Wenn doch mal eine Tastatur benötigt wird, beispielsweise für vertraulichere Eingaben, wird diese für unterwegs nicht mehr aus festen Material bestehen. Stattdessen wird diese eingeblendet und ist auf jedem Untergrund zu sehen. Oder ist vielleicht aus einem flexiblen, platzsparenden Stoff, wie eine Folie oder ähnliches.

Arbeitsplätze der Zukunft

Ein weiterer Gedanke zur Mobilität betrifft den Arbeitsplatz. Schon heute nehmen feste Arbeitsplätze innerhalb von Unternehmen ab zugunsten von Arbeitsbereichen in großen und kleinen Einheiten, an die die Mitarbeiter Ihre mobile Box, in der Ihre „Arbeitsmaterialien“ sind, mitnehmen. Je nach Aufgabe und Tagesform wird das Einzelbüro oder das Großraumbüro gewählt, mal die Couch, mal der Platz auf der Dachterasse oder in der Natur. Auch wird die eher kurz- und mittelfristige Zusammenarbeit in befristeten Projekten gegenüber einem festen Arbeitsverhältnis weiter zunehmen. Auch hier helfen kollaborative Tools zur gemeinsamen Zusammenarbeit. Hier hat nach meiner Einschätzung Google bereits einen deutlichen Vorsprung. Nicht aufgrund des jeweils einzelnen Produkts, aber aufgrund der Summe der Produkte, die in diesem Bereich bereits vorhanden sind, ob das nun der gemeinsam nutzbare Kalender ist, das gemeinsame Arbeiten via Google Text und Tabellen oder Cloudconnect.
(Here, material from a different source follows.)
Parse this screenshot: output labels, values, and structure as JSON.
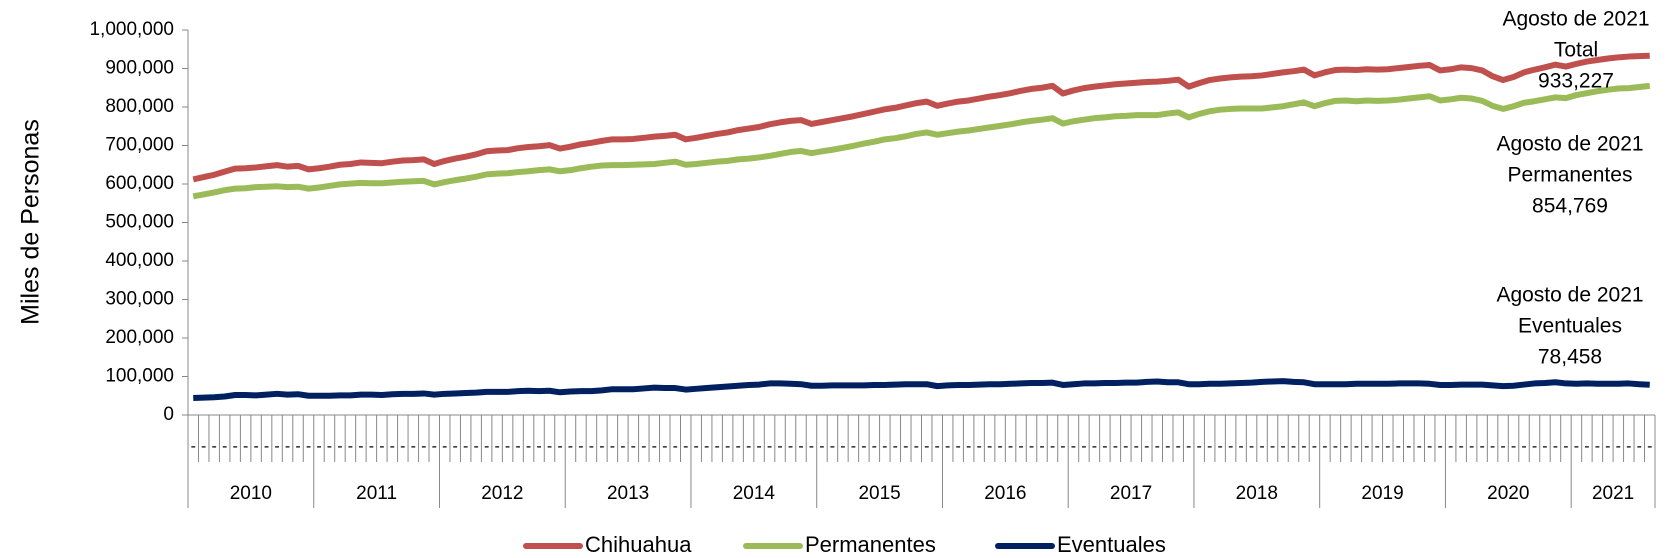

Daten werden nur noch selten per E-Mail versendet werden, sondern über Clouddienste, die es bereits zuhauf gibt, ausgetauscht. Dienste wie Dropbox (Achtung, mit Referral für mich; gibt euch und mir bei Anmeldung über den Link zusätzlichen Speicherplatz) werden selbstverständlich werden und die Festplatten der PCs, Notebooks oder auch Tablets nicht mehr weiter so in der Kapazität steigen. Aber auch hier heisst es für jeden achtsam zu sein, und mehr Augenmerk auf Verschlüsselung zu legen – und auf doppelte und dreifache Sicherung bei verschiedenen Anbietern.

 

Im Scherz antworte ich heute schon häufiger, wenn ich gebeten werden, jemanden anzurufen, dass ich die App hierfür noch nicht gefunden habe – wichtig ist aber tatsächlich bei aller technischen Entwicklung, dass hinter der Technik Menschen stehen. Diese gilt es zu respektieren und den Kontakt nicht alleine auf den Austausch von elektronischen Daten zu reduzieren. Die Kommunikation von Angesicht zu Angesicht darf keinesfalls zum Erliegen kommen!